TRY NOT STRESS – This is something often easier said than done. Our children can pick up on our feelings of stress, which causes them to feel stressed. Stress results in an increase in the hormone Cortisol which causes a decrease in appetite.

SET ROUTINES– We all function better with routines in place and our bodies are wired to have an increase in appetite every 2 and half hours. As parents it’s our role to provide food every 2 and half hours. This translates into breakfast, morning tea, lunch, afternoon tea and then dinner. With fussy eaters parents often hold back on morning and afternoon tea as they feel that it will impact on the later meals. This results in smaller intake or over eating at later meals as children stop listening to their signs of hunger. Continual snacking is also not advised as this can lay down the basis for unhealthy eating.

EAT THIS AND YOU CAN HAVE THAT! – When food rewards are used children start to value the reward food with higher regard than the healthy food. ‘Healthy foods taste bad and junk food tastes good’. All foods should be seen as equal. Research has shown that by placing a small serving ‘desert’ (fruit, yoghurt, ice cream) on the table with dinner will help neutralise foods.
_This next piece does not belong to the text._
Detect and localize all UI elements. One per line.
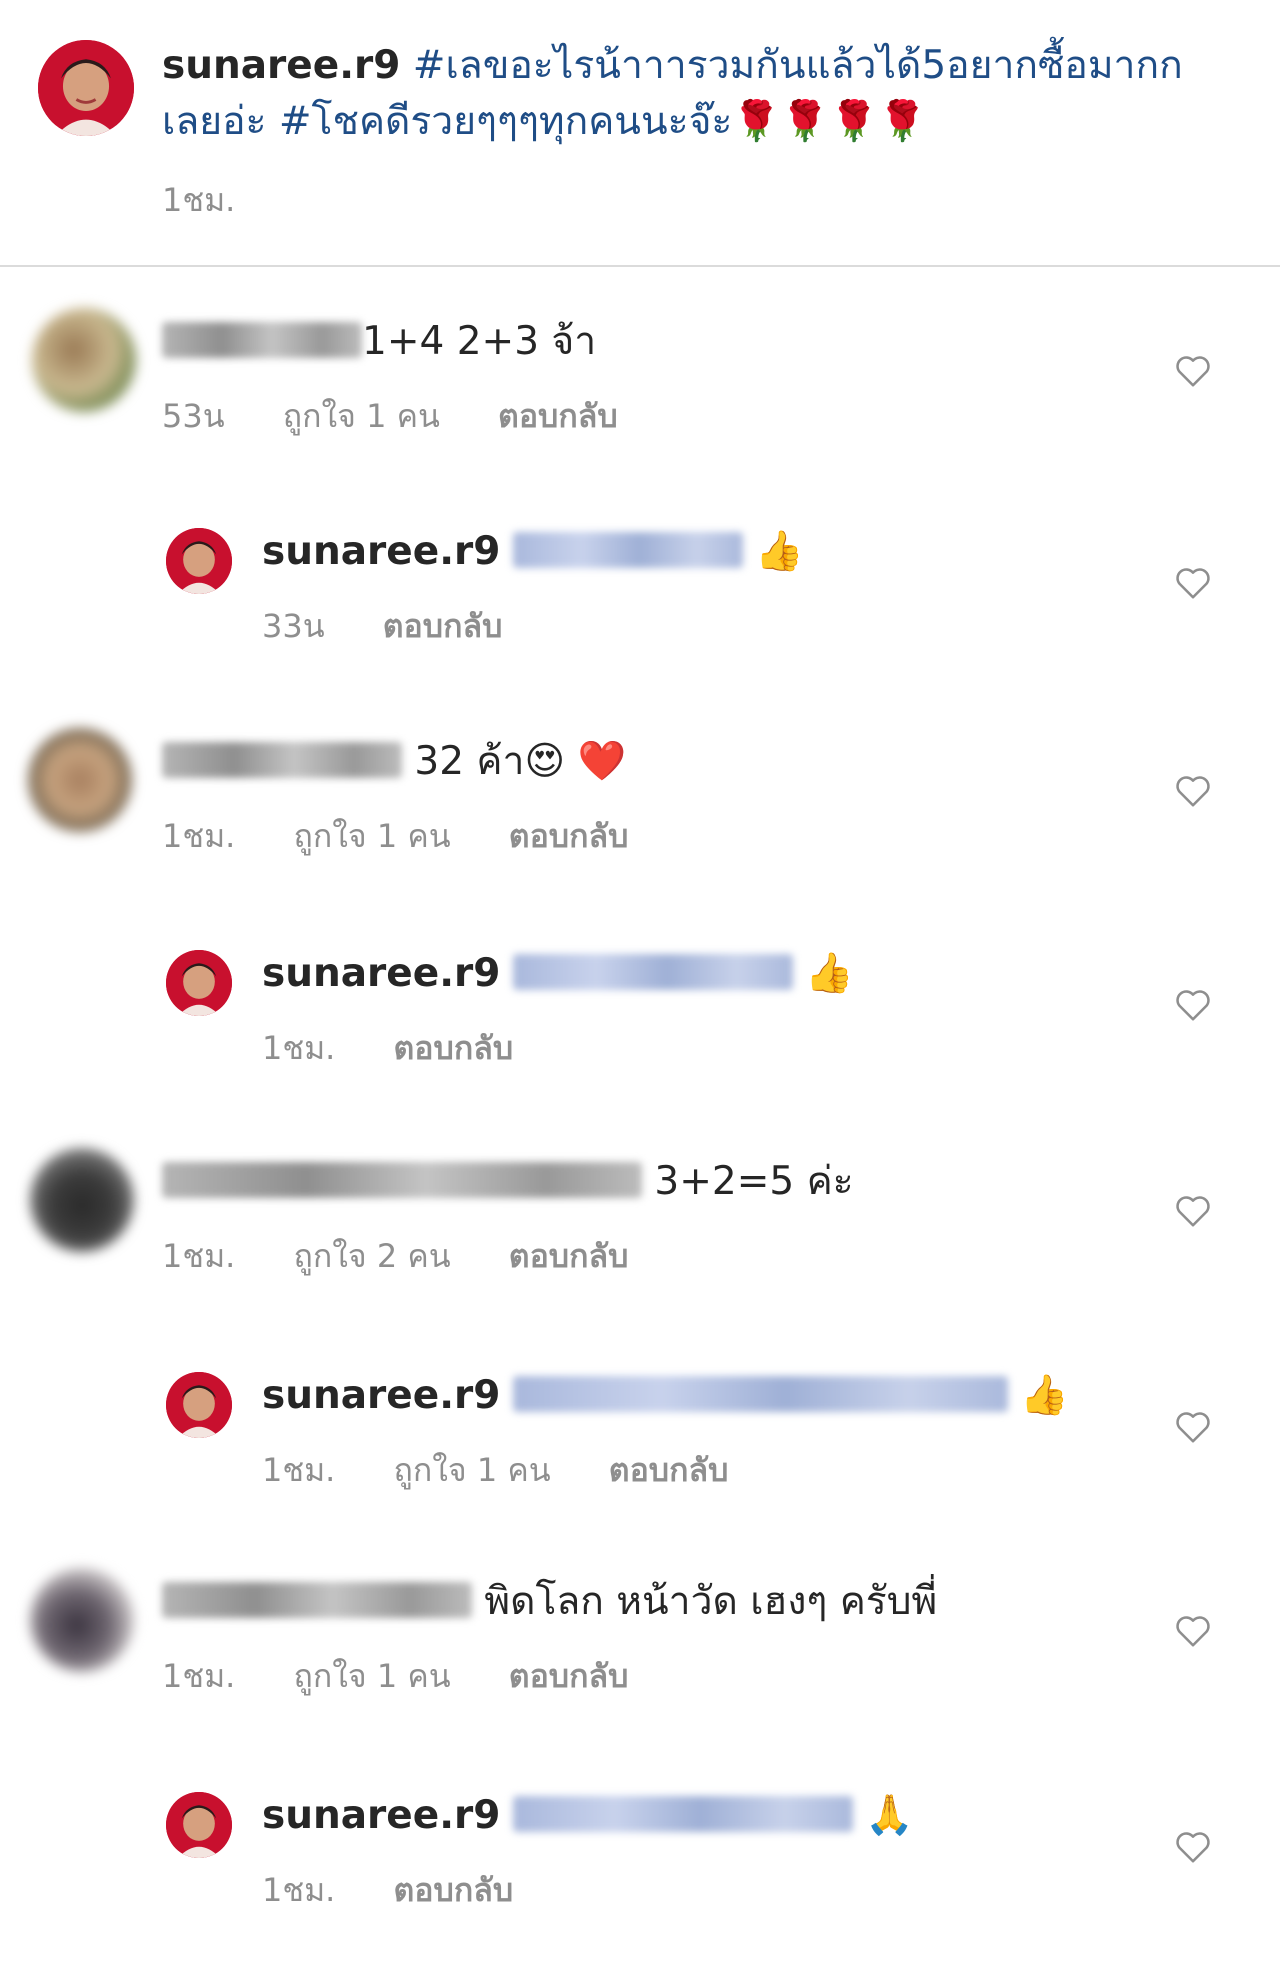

It has been found that children will initially eat the desert but very quickly they learn that it is present at every meal and start eating their meal first.

JUST TAKE A BITE! – Forcing children to try food can results in an increase in stress for the child. A parent’s role is to decide what foods will be offered and it’s the child’s role to decide what and how much they will eat of what has been offered. This ensures exposure to new foods without the stress of having to eat them.

Lastly, BE PATIENT!! Acquiring new tastes and changing eating habits takes time.